Hört zu! Die einzige Chance, heute exklusiv, elitär und exzentrisch zu sein, besteht in der konsequenten Ablehnung jeder Auffälligkeit! Euer Wappentier, Elite, sei…  die graue Maus! Der unterirdisch tätige Nacktmull! Die Steinlaus! In Sonderheit aber, wo Scheinwerfer auftauchen und Kameras – Nichts! Wie! Weg! Irgendwo in so ’nem Regenwald gibt es bestimmt noch einen Stamm von Naturburschen, die glauben, der Weiße Mann mit seinem dritten Auge nähme einem die Seele weg per Foto und Film. Diese wunderlichen Menschen haben nämlich genau Recht! Wer von den ganzen Supersuper-Säcken hat denn noch Seele? Die meisten haben nicht mal Herz, von Hirn ganz zu schweigen. Der einzige, der vielleicht Seele hat, ist Helge Schneider. Aber hat der sich je dem „Urteil“ eines Heidi Klump oder einer Dieter Bohlen gestellt? Wohl kaum. Also Schluß mit diesem ganzen medien-darwinistischen Auslese- und Konkurrenzmist! Keine Sängerwettstreite mehr! Weg mit den „sexy“ stöckelnden Schmoll-Schnuten! Ein lebender Kleiderbügel zu werden, Mädels, das ist kein Traumberuf, das ist Krampf und Gewürge, und am Schluß endet man wie Heid Klump, als heimlich alterndes Medien-Geschnepf.

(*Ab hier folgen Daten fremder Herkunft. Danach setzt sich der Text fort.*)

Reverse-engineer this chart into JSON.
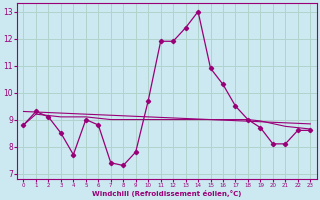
{
  "xlabel": "Windchill (Refroidissement éolien,°C)",
  "bg_color": "#cce8f0",
  "grid_color": "#b0d4cc",
  "line_color": "#990077",
  "hours": [
    0,
    1,
    2,
    3,
    4,
    5,
    6,
    7,
    8,
    9,
    10,
    11,
    12,
    13,
    14,
    15,
    16,
    17,
    18,
    19,
    20,
    21,
    22,
    23
  ],
  "windchill": [
    8.8,
    9.3,
    9.1,
    8.5,
    7.7,
    9.0,
    8.8,
    7.4,
    7.3,
    7.8,
    9.7,
    11.9,
    11.9,
    12.4,
    13.0,
    10.9,
    10.3,
    9.5,
    9.0,
    8.7,
    8.1,
    8.1,
    8.6,
    8.6
  ],
  "temp_line": [
    8.8,
    9.2,
    9.15,
    9.1,
    9.1,
    9.1,
    9.05,
    9.0,
    9.0,
    9.0,
    9.0,
    9.0,
    9.0,
    9.0,
    9.0,
    9.0,
    9.0,
    9.0,
    9.0,
    8.95,
    8.85,
    8.75,
    8.7,
    8.65
  ],
  "trend1": [
    9.3,
    9.28,
    9.26,
    9.24,
    9.22,
    9.2,
    9.18,
    9.16,
    9.14,
    9.12,
    9.1,
    9.08,
    9.06,
    9.04,
    9.02,
    9.0,
    8.98,
    8.96,
    8.94,
    8.92,
    8.9,
    8.88,
    8.86,
    8.84
  ],
  "ylim": [
    6.8,
    13.3
  ],
  "xlim": [
    -0.5,
    23.5
  ],
  "yticks": [
    7,
    8,
    9,
    10,
    11,
    12,
    13
  ],
  "xticks": [
    0,
    1,
    2,
    3,
    4,
    5,
    6,
    7,
    8,
    9,
    10,
    11,
    12,
    13,
    14,
    15,
    16,
    17,
    18,
    19,
    20,
    21,
    22,
    23
  ]
}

Zum Thema und als Dessert ein Löffelchen von der Weisheit des Tao-Mönchs Yoshida Kenkô:

Wenn man die anderen übertreffen will, so möge man lernen und es ihnen dann an Wissen zuvortun. Und falls man mich fragte, warum man denn lernen solle, so würde ich antworten: um zu erkennen, daß man sich seiner Vorzüge nicht rühmen und mit anderen nicht wettstreiten darf. Nur die Kraft, die das Lernen verleiht, befähigt dann, hohe Ämter aufzugeben und seine Habe zu verschenken.“

Das nenne ich vornehm gesprochen!

PS: Übrigens habe ich bei meiner Bilder-Suche versehentlich das Suchwort „Schweinwerferlicht“ eingetippt: Kaum zu glauben, aber auch dazu gibt es jede Menge Sucherergebnisse!